Silvia Moreno-Garcia subverts genre expectations with the spooky suspense of her novel Mexican Gothic
Mexican Gothic is on the Canada Reads 2023 longlist
This segment originally aired on Oct. 31, 2020.
Growing up in Mexico, Silvia Moreno-Garcia read voraciously — and she is a huge fan of science fiction and fantasy books. Fifteen years ago, she moved to Canada and she started writing her own fiction.
Her latest, Mexican Gothic, is a gothic horror novel set in 1950s Mexico. It tells the story of a young woman named Noemi Taboada who is called by her cousin to save her from doom in her countryside home, the mysterious and alluring High Place.
Noemi doesn't know much about the house, the region or her cousin's mysterious new husband, but she's determined to solve this mystery and save her cousin — whatever it takes. The New York Times bestseller is a lush, haunted house story underpinned with themes of feminism and class commentary.
Mexican Gothic is on the Canada Reads 2023 longlist. The final five books and the panellists who chose them will be revealed on Jan. 25, 2023.
Moreno-Garcia talks to Shelagh Rogers about writing Mexican Gothic.
Set in the 1950s
"The year 1950 seemed just about right, in a Goldilocks kind of way, because women were going to get to vote in 1953 Mexico. So this is just before women get the vote, but it's after the Mexican Revolution. It's this interim period where some things have changed in terms of how women are perceived, and the rights and freedoms that they have.
The year 1950 seemed just about right, in a Goldilocks kind of way, because women were going to get to vote in 1953 Mexico.

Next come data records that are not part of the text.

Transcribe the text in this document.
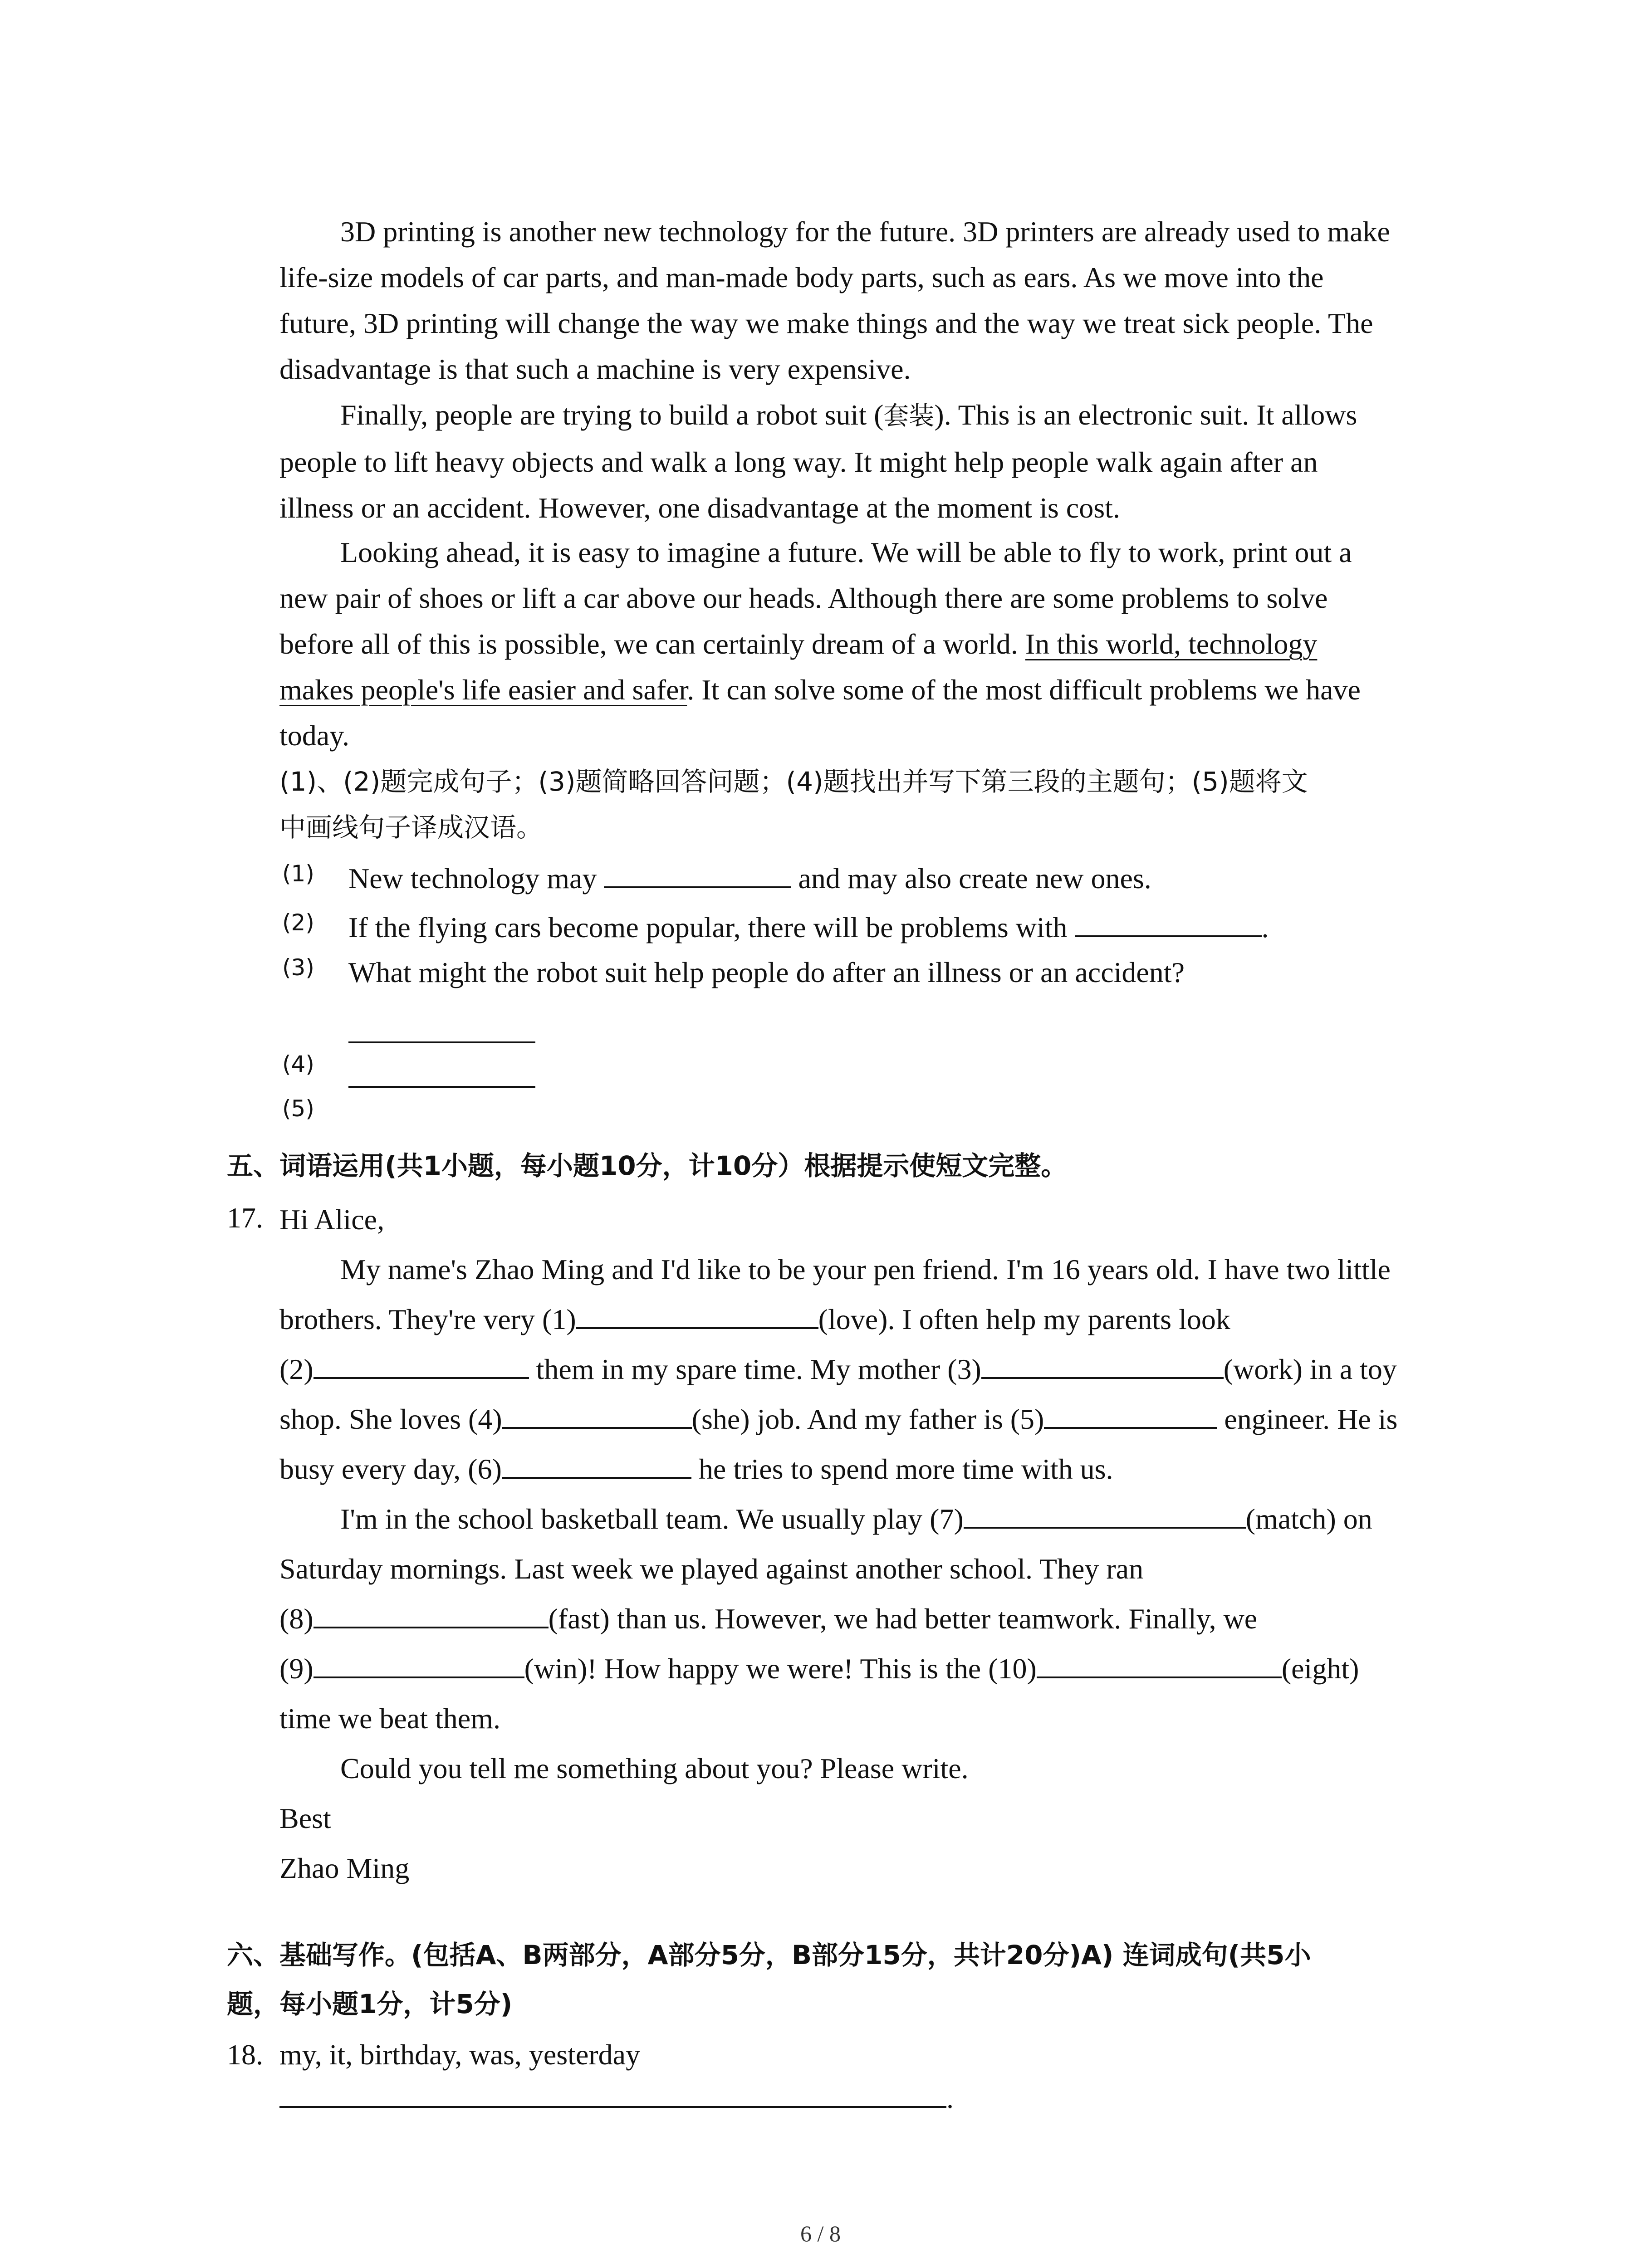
3D printing is another new technology for the future. 3D printers are already used to make
life-size models of car parts, and man-made body parts, such as ears. As we move into the
future, 3D printing will change the way we make things and the way we treat sick people. The
disadvantage is that such a machine is very expensive.

Finally, people are trying to build a robot suit (套装). This is an electronic suit. It allows
people to lift heavy objects and walk a long way. It might help people walk again after an
illness or an accident. However, one disadvantage at the moment is cost.

Looking ahead, it is easy to imagine a future. We will be able to fly to work, print out a
new pair of shoes or lift a car above our heads. Although there are some problems to solve
before all of this is possible, we can certainly dream of a world. In this world, technology
makes people's life easier and safer. It can solve some of the most difficult problems we have
today.

(1)、(2)题完成句子；(3)题简略回答问题；(4)题找出并写下第三段的主题句；(5)题将文
中画线句子译成汉语。

(1) New technology may	and may also create new ones.
(2) If the flying cars become popular, there will be problems with	.
(3) What might the robot suit help people do after an illness or an accident?
(4)
(5)

五、词语运用(共1小题，每小题10分，计10分）根据提示使短文完整。

17. Hi Alice,
My name's Zhao Ming and I'd like to be your pen friend. I'm 16 years old. I have two little
brothers. They're very (1)	(love). I often help my parents look
(2)	them in my spare time. My mother (3)	(work) in a toy
shop. She loves (4)	(she) job. And my father is (5)	engineer. He is
busy every day, (6)	he tries to spend more time with us.
I'm in the school basketball team. We usually play (7)	(match) on
Saturday mornings. Last week we played against another school. They ran
(8)	(fast) than us. However, we had better teamwork. Finally, we
(9)	(win)! How happy we were! This is the (10)	(eight)
time we beat them.
Could you tell me something about you? Please write.
Best
Zhao Ming

六、基础写作。(包括A、B两部分，A部分5分，B部分15分，共计20分)A) 连词成句(共5小
题，每小题1分，计5分)

18. my, it, birthday, was, yesterday
.
6 / 8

"But there are still many constraints — the view at the time was that the woman, while she may 'waste' her time engaging academic pursuits, ultimately, the final goal is to get married and to have children."
A mysterious region
"The town in Mexican Gothic is based on a real town. It was a silver mining town. It's located in central Mexico, high up in the mountains of Hidalgo. It has a curious history because it was mined by the British in the 19th century. That's what earned the nickname Little Cornwall.
"Just like in my novel, there is an English cemetery there, full of English people and English gravestones. It tends to be misty and cold and rainy, especially during certain times of the year."
A woman of means
"The main character, Noemi, was inspired by a couple of things. One of them was a photo of my great aunt. She's at a party. She's wearing a 1950s-era dress and she's looking over her shoulder.

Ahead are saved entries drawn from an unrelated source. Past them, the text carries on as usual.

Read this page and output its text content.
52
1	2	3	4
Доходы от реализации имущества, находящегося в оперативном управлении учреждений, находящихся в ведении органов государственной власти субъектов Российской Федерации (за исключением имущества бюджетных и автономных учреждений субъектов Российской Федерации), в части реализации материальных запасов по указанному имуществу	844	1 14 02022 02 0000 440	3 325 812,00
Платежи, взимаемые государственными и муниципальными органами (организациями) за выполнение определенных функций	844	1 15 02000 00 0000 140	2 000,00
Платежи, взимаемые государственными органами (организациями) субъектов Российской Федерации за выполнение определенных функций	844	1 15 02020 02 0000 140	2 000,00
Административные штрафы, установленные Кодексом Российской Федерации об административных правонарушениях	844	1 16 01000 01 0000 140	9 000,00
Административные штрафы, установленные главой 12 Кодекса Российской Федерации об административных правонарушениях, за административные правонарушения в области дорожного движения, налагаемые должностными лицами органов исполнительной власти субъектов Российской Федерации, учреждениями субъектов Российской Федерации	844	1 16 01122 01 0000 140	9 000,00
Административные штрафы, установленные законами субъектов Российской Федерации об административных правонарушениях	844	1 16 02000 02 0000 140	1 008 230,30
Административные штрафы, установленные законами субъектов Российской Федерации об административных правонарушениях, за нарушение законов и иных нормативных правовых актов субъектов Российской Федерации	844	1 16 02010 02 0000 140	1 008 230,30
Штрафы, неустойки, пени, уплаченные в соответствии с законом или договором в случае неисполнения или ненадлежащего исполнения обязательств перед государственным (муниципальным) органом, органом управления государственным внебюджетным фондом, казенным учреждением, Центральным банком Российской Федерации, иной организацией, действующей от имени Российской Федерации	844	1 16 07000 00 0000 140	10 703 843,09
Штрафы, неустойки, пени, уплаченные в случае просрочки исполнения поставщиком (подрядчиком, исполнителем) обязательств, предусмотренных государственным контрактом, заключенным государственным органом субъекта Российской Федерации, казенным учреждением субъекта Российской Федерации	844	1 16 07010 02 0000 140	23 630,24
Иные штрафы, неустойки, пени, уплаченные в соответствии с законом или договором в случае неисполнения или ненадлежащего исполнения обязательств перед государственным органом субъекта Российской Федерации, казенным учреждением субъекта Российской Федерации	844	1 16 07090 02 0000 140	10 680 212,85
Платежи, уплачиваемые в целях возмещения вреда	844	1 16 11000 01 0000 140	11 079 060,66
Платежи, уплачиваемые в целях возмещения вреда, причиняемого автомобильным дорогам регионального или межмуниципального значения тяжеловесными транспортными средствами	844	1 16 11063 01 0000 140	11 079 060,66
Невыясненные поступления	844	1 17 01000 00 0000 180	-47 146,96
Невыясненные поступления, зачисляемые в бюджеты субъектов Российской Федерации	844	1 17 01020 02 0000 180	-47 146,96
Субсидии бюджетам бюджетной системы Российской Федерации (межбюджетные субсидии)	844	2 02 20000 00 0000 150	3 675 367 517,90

"She's sitting with a young man. The way the photo was taken and the way it's framed, your eye goes directly onto her face. You don't see the man or the other people in the room — you are looking at her and she's looking right back at you. She's very self-assured and poised.
I was looking at what it might have been like to be a young woman of a certain means.
"The other was my maternal grandmother who came from a working class family. My great-grandmother was a maid, and my great-grandfather repaired radios. My grandmother wanted to go and study medicine. But her father torpedoed that idea because he said that if she studied medicine, that would mean going to school with men. Instead, she went to secondary school. It was a suitable occupation for a woman and she needed to contribute to the family's finances.
"On the other side of my family, a couple of paternal great aunts never got married because they came from money and they were able to make different choices. They were unmarried women, they traveled a little bit more and they were able to do other kinds of things and play a little bit of the socialite game.
"I took some stuff from my family and also from just the time period. I was looking at what it might have been like to be a young woman of a certain means."
Subverting expectations
"One of the things that I watched when I was a teenager were the horror movies of Carlos Enrique Taboada. He made four Gothic movies in Mexico. They are very interesting because they are different from what most people perceive as Mexican and as horror.
"He made movies that are very much gothic: they have Mexican actors who are speaking in Spanish and yet they don't conform to any of the genre stereotypes that we expect. That was one of the things that I loved.
There were other ways to tell stories that don't necessarily conform to the narrow expectations that people have of Mexicans.
"They depart from this base of exoticism that is often demanded of us. When I was thinking of this book, I named my heroine after him because I was very grateful that I got to see some of those films when I was growing up — they were visual fodder and influences from the back of my mind.
"It was the possibility that you could do gothic in Mexico and that you didn't have to do it in a pastiche way, where you had to cram it with Day of the Dead imagery. There were other ways to tell stories that don't necessarily conform to the narrow expectations that people have of Mexicans."
Silvia Moreno-Garcia's comments have been edited for length and clarity.